# Canon speedlite 199A(relic) as an off camera flash?



## Foxtrot_01 (Apr 24, 2010)

Hello,
I have an old Canon Speedlite 199A from my dad's Canon A-1, I was wondering if I could use this old flash as an off camera flash. I just but some radio triggers PT04 and I was wondering if I could use these on the Speelite 199A. I currently have a Canon 40D.
Thanks.


----------



## Rosshole (Apr 24, 2010)

I big part of off camera flash is manual control of the intensity.  Does it have this?


----------



## Gaerek (Apr 24, 2010)

I did a little research and didn't come up with too much. I did find a thread where someone was trying to use a 199a with a Cybersync wireless system and it wasn't working. To quote the source I found, speaking of wireless setups:



> There's apparently some kind of circuit lockup issue that happens to a lot of folks where the flash will fire once fine, but it won't fire again until it's been reset/power cycled.


 
It apprently works fine with a PC cord, but I doubt this is what you want to use. You can also apparently use it on your camera's hotshoe if you'd like. But it might be difficult/impossible to use it wirelessly.


----------



## Dwig (Apr 24, 2010)

Rosshole said:


> I big part of off camera flash is manual control of the intensity.  Does it have this?



An easy thing to look up. A minute or two with a search engine will find the instruction manual ( Canon Speedlite instruction manual, Canon speedlite user guide, Canon Flash units 133A, 155A, 166A, 177A, 188A, 199A, 299t, Canon Speedlite 220EX, Canon 244T, Speedlite 277T, 300EZ, 430ez, Canon speedlite 550EX,  Canon Macro Ring Lite ML-3, instructi).

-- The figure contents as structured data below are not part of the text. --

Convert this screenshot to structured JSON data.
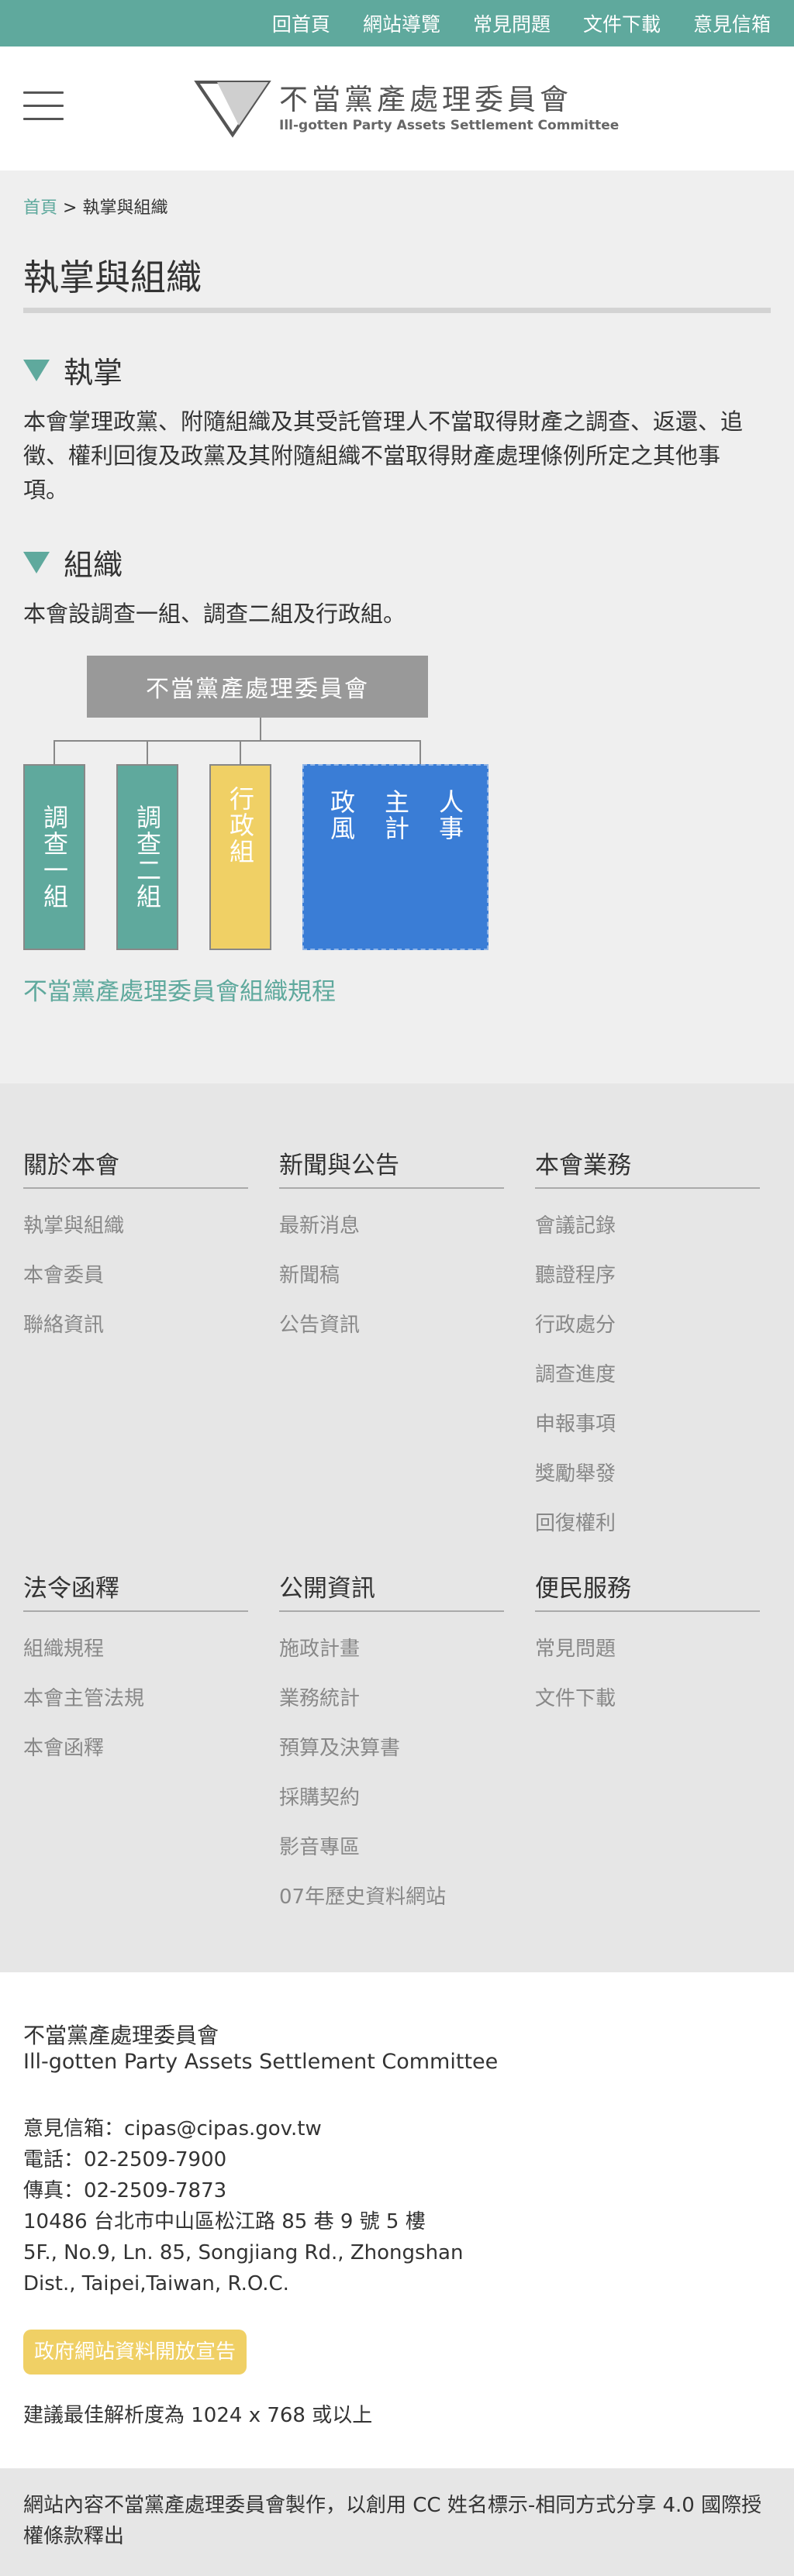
{
  "topnav": {
    "items": [
      "回首頁",
      "網站導覽",
      "常見問題",
      "文件下載",
      "意見信箱"
    ]
  },
  "header": {
    "logo_zh": "不當黨產處理委員會",
    "logo_en": "Ill-gotten Party Assets Settlement Committee",
    "menu_icon": "hamburger-icon"
  },
  "breadcrumb": {
    "home": "首頁",
    "separator": ">",
    "current": "執掌與組織"
  },
  "page": {
    "title": "執掌與組織"
  },
  "sections": {
    "duties": {
      "heading": "執掌",
      "text": "本會掌理政黨、附隨組織及其受託管理人不當取得財產之調查、返還、追徵、權利回復及政黨及其附隨組織不當取得財產處理條例所定之其他事項。"
    },
    "org": {
      "heading": "組織",
      "text": "本會設調查一組、調查二組及行政組。"
    }
  },
  "org_chart": {
    "root": "不當黨產處理委員會",
    "units": [
      {
        "label": "調查一組",
        "color": "#5fa99d"
      },
      {
        "label": "調查二組",
        "color": "#5fa99d"
      },
      {
        "label": "行政組",
        "color": "#f0d065"
      }
    ],
    "staff": {
      "columns": [
        "人事",
        "主計",
        "政風"
      ],
      "color": "#3a7dd6"
    },
    "link": "不當黨產處理委員會組織規程"
  },
  "footer_nav": [
    {
      "title": "關於本會",
      "items": [
        "執掌與組織",
        "本會委員",
        "聯絡資訊"
      ]
    },
    {
      "title": "新聞與公告",
      "items": [
        "最新消息",
        "新聞稿",
        "公告資訊"
      ]
    },
    {
      "title": "本會業務",
      "items": [
        "會議記錄",
        "聽證程序",
        "行政處分",
        "調查進度",
        "申報事項",
        "獎勵舉發",
        "回復權利"
      ]
    },
    {
      "title": "法令函釋",
      "items": [
        "組織規程",
        "本會主管法規",
        "本會函釋"
      ]
    },
    {
      "title": "公開資訊",
      "items": [
        "施政計畫",
        "業務統計",
        "預算及決算書",
        "採購契約",
        "影音專區",
        "07年歷史資料網站"
      ]
    },
    {
      "title": "便民服務",
      "items": [
        "常見問題",
        "文件下載"
      ]
    }
  ],
  "info": {
    "org_zh": "不當黨產處理委員會",
    "org_en": "Ill-gotten Party Assets Settlement Committee",
    "email": "意見信箱：cipas@cipas.gov.tw",
    "phone": "電話：02-2509-7900",
    "fax": "傳真：02-2509-7873",
    "address_zh": "10486 台北市中山區松江路 85 巷 9 號 5 樓",
    "address_en_1": "5F., No.9, Ln. 85, Songjiang Rd., Zhongshan",
    "address_en_2": "Dist., Taipei,Taiwan, R.O.C.",
    "open_data_badge": "政府網站資料開放宣告",
    "resolution": "建議最佳解析度為 1024 x 768 或以上"
  },
  "copyright": "網站內容不當黨產處理委員會製作，以創用 CC 姓名標示-相同方式分享 4.0 國際授權條款釋出",
  "colors": {
    "accent": "#5fa99d",
    "yellow": "#f0d065",
    "blue": "#3a7dd6",
    "grey_box": "#999999"
  }
}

The Speedlite 199a has only a single fixed output when in manual. There is no manual power adjustment.


----------



## mrtramplefoot (Apr 24, 2010)

Gaerek said:


> I did a little research and didn't come up with too much. I did find a thread where someone was trying to use a 199a with a Cybersync wireless system and it wasn't working. To quote the source I found, speaking of wireless setups:
> 
> 
> 
> ...



just use the pc cord port on the pt 04 receiver


----------